Overall, we trust our Lord and God through all crisis, but that doesn't mean we have to be uninformed or naive about possible consequences. And more importantly for Christians, is our character and that of our children being honed by our Lord to withstand the difficulties that await all due to economic failure of whole economies? We need to resist the mindset of our culture that we can have it all and we can have it now. Our mindset is that in Christ we already have all that is important.

In Christ,
Gary

Wednesday, August 19, 2009

The different Worldview of Suffering and trust

In Job 13:15 we read a challenge to us all in our worldly thinking. We read of Job who after much suffering says "Though he slay me, yet will I trust in him."



How different is this worldview than our daily perspective? Remember how Daniel's friends made a similar trust declaration in the Lord God when facing the fiery furnace.

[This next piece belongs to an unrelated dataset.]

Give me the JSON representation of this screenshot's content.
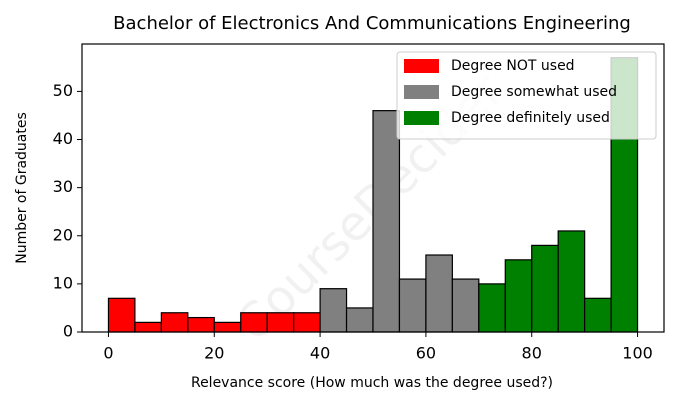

Daniel 3:17 "If it be so, our Lord God whom we serve is able to deliver us from this burning fiery furnace ; and He will deliver us out of your hand, O King. But if not, be it known to you, O King, that we will not serve your gods or worship the golden image which you have set up."



Their attitude is that either way, their God will deliver them, either out of the furnace or through death!



Our God, the Creator redeemer and Sustainer of all things is all powerful and trustworthy, what a Great God.